Hanspeter Stutz, a charming and refined former Swiss banker turned wine-maker, cider-maker, specialty vinegar-maker and restaurateur in Grand Pré, N.S. is firmly convinced of the multi-faceted value of Slow Food.
It has nothing to do with the menu, the number of courses or the venue, he explains.
"It's a state of mind, an attitude… where time is inconsequential. It involves an element of perfectionism. You get out of a meal what you put into the food. The meal is an event."
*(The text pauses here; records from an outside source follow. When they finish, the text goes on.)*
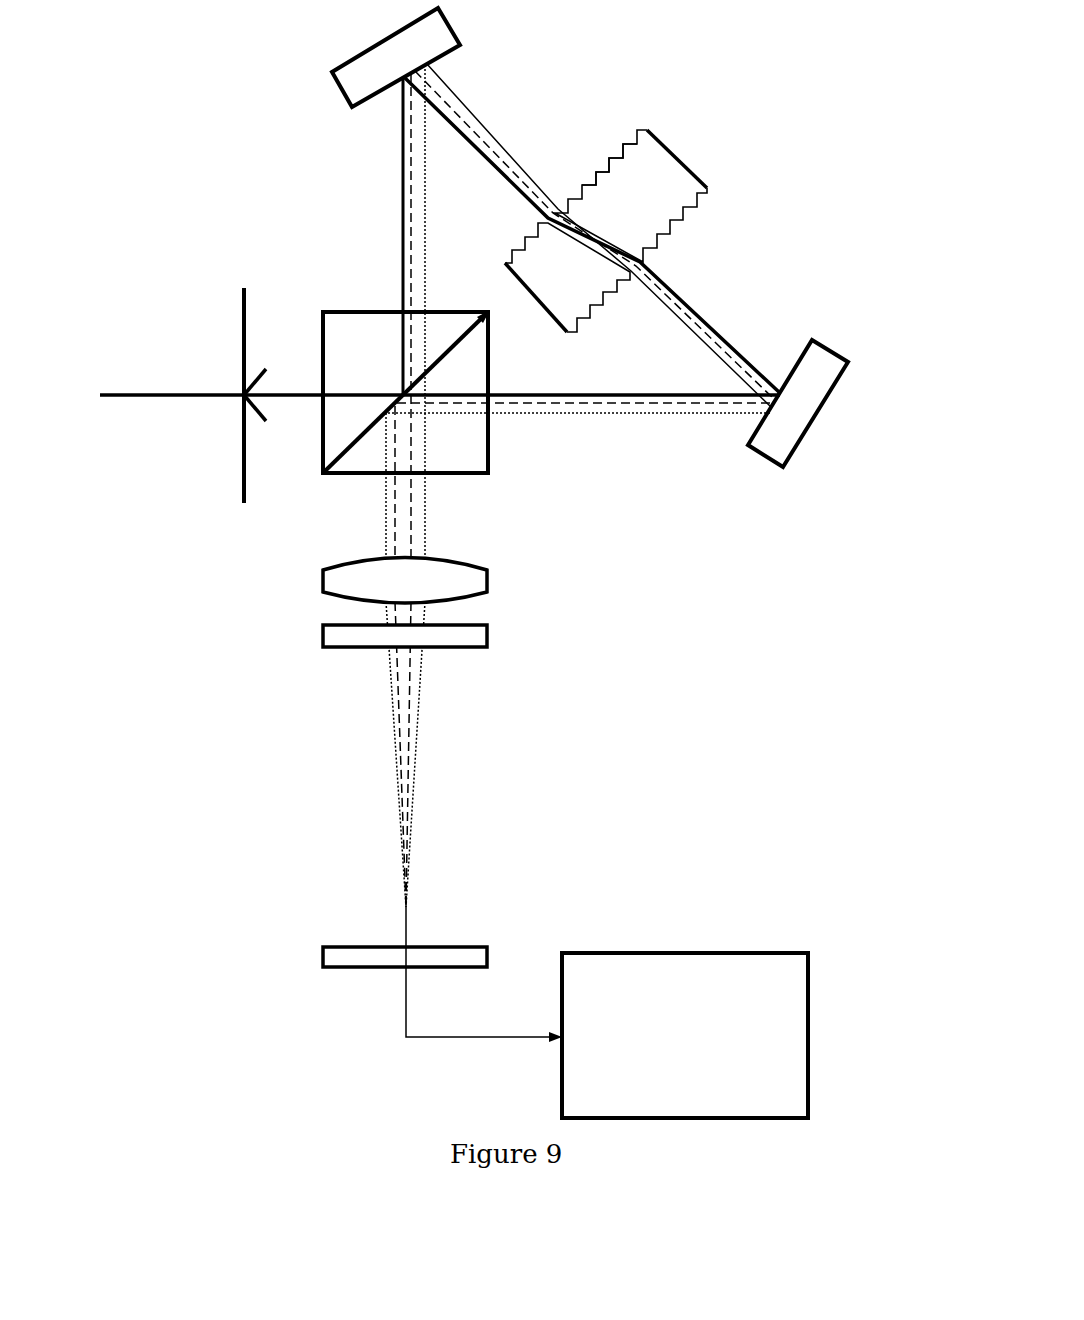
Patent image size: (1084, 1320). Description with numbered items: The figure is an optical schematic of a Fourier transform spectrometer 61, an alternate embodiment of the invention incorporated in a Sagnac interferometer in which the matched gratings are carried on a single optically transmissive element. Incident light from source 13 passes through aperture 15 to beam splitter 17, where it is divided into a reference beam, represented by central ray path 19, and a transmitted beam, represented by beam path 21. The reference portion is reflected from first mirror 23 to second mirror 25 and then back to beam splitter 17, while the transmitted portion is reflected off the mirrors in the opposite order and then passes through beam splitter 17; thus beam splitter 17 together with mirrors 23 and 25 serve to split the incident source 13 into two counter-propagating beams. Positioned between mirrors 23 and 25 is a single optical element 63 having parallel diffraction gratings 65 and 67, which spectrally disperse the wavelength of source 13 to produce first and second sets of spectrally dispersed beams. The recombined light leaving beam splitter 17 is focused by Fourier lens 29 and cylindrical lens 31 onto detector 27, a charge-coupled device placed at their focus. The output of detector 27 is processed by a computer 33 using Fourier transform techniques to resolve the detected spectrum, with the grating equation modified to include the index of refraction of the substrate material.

The source 13 is at (212, 393).
The aperture 15 is at (244, 318).
The beam splitter 17 is at (323, 458).
The central ray path 19 is at (402, 298).
The beam path 21 is at (567, 396).
The first mirror 23 is at (345, 64).
The second mirror 25 is at (818, 414).
The detector 27 is at (323, 955).
The Fourier lens 29 is at (323, 580).
The cylindrical lens 31 is at (323, 633).
The computer 33 is at (685, 952).
The Fourier transform spectrometer 61 is at (592, 628).
The single optical element 63 is at (665, 143).
The diffraction grating 65 is at (675, 232).
The diffraction grating 67 is at (603, 160).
From the point of view of a restaurateur, he says, "it's not about bums in seats… it's about relaxation and enjoyment. It's about presentation and the quality of the experience. Instead of flicking or dimming the lights (at closing time) the restaurateur may bring a bottle and sit down."
Slow food, he says is about the use of wines and liquors and liqueurs in the cooking process. It's about fresh food of the highest quality, about scrupulous preparation, pleasant savouring and totally satisfying consumption.
Mr. Stutz purchased the old Grand Pré winery in 1993 and spent the years between 1997 and 2000 engaged in extensive renovations that have produced a truly European exterior aesthetic with an interior ambiance of distinction and class existing in a leisurely and relaxing environment.
The establishment matches the man.
With his European eye, Hanspeter Stutz sees potential in eastern Canada that residents may miss. His Stutz Cider, made from six varieties of Annapolis Valley apples, is quickly growing in popularity in the United States and elsewhere. His unblended wines from his own Nova Scotia vineyard are superb. He is also producing icewine, sweet grape juice and specialty vinegars…
And he sees an opportunity, in this part of the world particularly, for the concept of wholesome, delicious, and slow, food to re-enter our lives.